How many of you keep your teaching philosophies on your studio website or printed in your teaching and studio materials? 

Most University education classes require students to write their teaching philosophies.
Have you been updating it regularly?  

For those of you who didn’t write one during your University days, have you considered writing one?

Here are some reasons to encourage you why it is necessary that you should write one and if you are still using the one you wrote in University, why you should consider updating it regularly.

First and foremost, what is a Teaching Philosophy?

Teaching Philosophies are about your views on teaching and learning. They are about your goals as a teacher, your methods of teaching styles, your relationship with your students, and about the kind of learning environment that you are providing for your students etc.

Writing your teaching philosophies on paper allows you to reflect upon your goals as a teacher, and improve your teaching methods for reaching those goal at a practical and achievable level. It also allows you to refocus and adjust your methods of teaching to align with these goals.

Why should I update my Teaching Philosophies regularly?

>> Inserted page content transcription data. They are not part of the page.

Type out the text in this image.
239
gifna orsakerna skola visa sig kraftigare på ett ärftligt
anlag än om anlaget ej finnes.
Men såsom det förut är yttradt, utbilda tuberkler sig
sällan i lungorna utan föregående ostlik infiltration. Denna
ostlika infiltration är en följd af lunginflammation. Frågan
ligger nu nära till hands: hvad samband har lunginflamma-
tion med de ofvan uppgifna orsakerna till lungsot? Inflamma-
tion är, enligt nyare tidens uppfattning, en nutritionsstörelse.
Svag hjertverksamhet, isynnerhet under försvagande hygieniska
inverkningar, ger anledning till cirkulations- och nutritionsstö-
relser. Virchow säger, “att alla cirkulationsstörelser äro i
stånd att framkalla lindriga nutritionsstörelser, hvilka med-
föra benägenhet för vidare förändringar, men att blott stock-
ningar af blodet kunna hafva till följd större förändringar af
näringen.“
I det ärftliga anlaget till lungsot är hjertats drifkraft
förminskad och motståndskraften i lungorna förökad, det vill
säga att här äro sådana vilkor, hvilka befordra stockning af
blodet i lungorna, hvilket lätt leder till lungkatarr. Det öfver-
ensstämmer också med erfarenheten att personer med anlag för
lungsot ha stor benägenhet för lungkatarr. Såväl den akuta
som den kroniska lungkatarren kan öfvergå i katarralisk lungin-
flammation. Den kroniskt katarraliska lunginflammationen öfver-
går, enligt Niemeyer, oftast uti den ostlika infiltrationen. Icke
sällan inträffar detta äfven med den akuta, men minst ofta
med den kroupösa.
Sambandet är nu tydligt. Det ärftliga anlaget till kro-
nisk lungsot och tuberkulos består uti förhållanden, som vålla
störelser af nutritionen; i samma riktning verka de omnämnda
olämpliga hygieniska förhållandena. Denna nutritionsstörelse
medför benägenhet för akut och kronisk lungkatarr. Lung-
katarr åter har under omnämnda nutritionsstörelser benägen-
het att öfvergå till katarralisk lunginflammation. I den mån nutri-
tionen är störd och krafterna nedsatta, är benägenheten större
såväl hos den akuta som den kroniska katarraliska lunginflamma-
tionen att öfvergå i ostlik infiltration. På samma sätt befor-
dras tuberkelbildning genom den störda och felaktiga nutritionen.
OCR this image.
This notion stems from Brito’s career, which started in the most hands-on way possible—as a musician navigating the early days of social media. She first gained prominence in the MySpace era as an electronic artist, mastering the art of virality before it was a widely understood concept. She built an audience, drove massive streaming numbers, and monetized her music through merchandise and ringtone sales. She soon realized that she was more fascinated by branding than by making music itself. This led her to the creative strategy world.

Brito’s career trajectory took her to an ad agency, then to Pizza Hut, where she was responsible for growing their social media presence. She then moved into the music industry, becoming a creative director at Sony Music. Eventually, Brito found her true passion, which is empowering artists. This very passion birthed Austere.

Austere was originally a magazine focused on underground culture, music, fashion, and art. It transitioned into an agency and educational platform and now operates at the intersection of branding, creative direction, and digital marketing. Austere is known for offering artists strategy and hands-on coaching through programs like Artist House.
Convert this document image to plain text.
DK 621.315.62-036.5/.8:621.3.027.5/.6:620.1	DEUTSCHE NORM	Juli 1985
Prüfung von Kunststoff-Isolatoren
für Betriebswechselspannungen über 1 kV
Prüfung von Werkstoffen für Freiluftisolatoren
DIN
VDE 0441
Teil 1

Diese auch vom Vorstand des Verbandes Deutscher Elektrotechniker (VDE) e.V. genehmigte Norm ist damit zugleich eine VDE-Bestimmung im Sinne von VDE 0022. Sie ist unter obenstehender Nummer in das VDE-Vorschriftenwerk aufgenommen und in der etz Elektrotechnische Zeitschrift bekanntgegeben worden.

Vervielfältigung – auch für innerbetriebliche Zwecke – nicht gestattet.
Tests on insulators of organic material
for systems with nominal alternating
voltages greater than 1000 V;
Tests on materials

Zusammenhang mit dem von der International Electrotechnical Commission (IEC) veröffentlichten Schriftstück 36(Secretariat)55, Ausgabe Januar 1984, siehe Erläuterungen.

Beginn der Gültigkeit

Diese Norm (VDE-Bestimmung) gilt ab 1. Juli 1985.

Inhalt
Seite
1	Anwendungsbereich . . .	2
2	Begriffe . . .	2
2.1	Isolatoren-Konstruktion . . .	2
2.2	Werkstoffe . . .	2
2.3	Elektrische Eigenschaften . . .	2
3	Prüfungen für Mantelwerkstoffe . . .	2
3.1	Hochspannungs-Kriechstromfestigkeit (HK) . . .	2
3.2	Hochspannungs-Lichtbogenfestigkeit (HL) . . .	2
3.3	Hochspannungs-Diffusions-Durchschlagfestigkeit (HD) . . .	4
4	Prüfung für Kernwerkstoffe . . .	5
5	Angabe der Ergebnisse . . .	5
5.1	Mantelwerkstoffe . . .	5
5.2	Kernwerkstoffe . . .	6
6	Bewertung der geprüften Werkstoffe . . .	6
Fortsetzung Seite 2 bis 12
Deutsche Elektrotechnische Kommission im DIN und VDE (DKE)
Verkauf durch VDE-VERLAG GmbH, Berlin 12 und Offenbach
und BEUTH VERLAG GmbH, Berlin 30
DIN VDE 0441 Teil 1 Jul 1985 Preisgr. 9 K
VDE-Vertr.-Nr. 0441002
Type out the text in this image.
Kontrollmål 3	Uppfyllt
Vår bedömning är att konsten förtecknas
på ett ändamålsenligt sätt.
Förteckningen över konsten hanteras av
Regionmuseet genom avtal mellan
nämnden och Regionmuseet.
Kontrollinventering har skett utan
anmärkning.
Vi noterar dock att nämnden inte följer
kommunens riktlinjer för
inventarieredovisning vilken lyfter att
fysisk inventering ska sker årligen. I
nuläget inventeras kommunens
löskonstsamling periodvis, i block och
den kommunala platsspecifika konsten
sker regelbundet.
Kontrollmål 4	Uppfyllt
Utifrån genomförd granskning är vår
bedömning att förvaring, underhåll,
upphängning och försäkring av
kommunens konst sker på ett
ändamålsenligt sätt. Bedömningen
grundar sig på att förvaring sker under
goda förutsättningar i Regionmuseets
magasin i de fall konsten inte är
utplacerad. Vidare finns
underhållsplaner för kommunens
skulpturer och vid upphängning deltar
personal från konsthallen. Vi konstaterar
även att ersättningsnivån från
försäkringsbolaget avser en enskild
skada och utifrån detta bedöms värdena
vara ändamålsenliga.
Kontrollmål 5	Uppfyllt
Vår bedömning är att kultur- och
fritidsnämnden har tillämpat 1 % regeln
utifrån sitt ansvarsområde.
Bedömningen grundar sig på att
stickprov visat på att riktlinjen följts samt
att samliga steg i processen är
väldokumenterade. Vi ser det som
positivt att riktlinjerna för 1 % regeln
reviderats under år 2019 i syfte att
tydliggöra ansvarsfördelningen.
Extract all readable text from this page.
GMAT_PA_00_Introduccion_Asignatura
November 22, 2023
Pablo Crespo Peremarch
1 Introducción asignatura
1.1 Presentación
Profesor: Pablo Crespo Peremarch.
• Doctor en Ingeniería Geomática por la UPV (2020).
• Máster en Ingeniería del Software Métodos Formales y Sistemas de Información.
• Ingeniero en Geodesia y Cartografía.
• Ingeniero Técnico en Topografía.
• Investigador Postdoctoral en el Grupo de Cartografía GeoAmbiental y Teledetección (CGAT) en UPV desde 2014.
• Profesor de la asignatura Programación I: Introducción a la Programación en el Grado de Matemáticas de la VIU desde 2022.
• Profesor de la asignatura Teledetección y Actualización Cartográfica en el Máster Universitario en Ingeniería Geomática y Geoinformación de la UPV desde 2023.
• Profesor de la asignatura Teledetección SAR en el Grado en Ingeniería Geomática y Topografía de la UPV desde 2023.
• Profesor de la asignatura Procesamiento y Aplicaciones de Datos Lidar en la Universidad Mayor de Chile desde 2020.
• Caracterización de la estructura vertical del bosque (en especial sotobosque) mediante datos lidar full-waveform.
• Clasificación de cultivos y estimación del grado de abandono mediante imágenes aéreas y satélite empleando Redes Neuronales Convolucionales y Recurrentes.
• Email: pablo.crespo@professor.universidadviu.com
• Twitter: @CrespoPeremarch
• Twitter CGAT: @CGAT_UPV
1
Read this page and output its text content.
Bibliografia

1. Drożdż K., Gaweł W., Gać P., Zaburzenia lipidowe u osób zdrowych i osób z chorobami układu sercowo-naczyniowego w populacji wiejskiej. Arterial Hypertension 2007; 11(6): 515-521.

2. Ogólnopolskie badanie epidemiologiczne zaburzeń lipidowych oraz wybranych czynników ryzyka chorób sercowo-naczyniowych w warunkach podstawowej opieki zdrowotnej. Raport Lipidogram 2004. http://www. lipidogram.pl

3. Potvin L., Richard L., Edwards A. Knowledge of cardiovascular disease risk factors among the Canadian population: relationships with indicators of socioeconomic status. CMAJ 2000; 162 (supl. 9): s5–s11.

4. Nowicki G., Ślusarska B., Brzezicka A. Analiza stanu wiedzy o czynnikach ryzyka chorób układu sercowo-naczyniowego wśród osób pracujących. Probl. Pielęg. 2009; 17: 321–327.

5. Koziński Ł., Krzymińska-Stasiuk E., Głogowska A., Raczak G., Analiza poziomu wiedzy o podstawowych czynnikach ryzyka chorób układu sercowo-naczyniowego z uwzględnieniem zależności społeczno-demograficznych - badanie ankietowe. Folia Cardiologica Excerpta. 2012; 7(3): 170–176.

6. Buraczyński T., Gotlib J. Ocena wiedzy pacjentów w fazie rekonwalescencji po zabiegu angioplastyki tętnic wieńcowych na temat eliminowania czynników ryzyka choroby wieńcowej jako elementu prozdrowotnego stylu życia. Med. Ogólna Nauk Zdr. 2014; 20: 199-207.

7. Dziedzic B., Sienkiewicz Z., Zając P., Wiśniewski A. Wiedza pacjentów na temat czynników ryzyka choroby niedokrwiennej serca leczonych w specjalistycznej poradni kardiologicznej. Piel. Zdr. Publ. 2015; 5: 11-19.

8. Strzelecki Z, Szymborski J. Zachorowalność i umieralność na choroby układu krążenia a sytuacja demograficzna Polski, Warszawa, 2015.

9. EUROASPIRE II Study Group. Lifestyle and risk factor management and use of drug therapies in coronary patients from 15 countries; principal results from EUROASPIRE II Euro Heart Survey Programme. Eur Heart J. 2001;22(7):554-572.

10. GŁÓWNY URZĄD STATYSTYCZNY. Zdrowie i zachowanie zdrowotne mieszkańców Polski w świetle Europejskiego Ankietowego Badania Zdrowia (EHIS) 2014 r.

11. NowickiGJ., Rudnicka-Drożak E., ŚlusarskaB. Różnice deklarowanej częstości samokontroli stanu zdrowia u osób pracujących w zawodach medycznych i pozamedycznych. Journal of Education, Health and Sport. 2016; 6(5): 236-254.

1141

  • As University students, we have very little idea what our teaching philosophies really were, as we had very little teaching experience at that point
  • The Teaching Philosophies should reflect the change in your teaching as your develop each year with more experiences along the way
  • If you don’t have a written Teaching Philosophy yet, why not try writing one. You might not be very satisfied with result at first, however the beauty of it being written down is that it allows you to revise it to more accurately reflect your teaching goals and values. It will become something valuable to you and benefit your students.
  • I would encourage you to update your Teaching Philosophy once a year.

Getting Started

As a Rule of thumb, keep your Teaching Philosophy simple. It does not have to be lengthy.
Here are some ideas to get your started and help you to think about your teaching goals and values.

  • What is the most important takeaway that you would like your students to walk away with after 1-10 years of lessons?
  • What differentiates you from other teachers?
  • What goals or expectations do you have for your students?
  • How do you motivate your students?
  • Are there particular methods or boos you use to help students to achieve their goals
  • What kind of teaching environment do you maintain in your studio?
  • What role does a parent play in their child’s music lesson?

These are some ideas to get you started. I encourage all teachers to have a Teaching Philosophy which is updated regularly. Enjoy the writing process.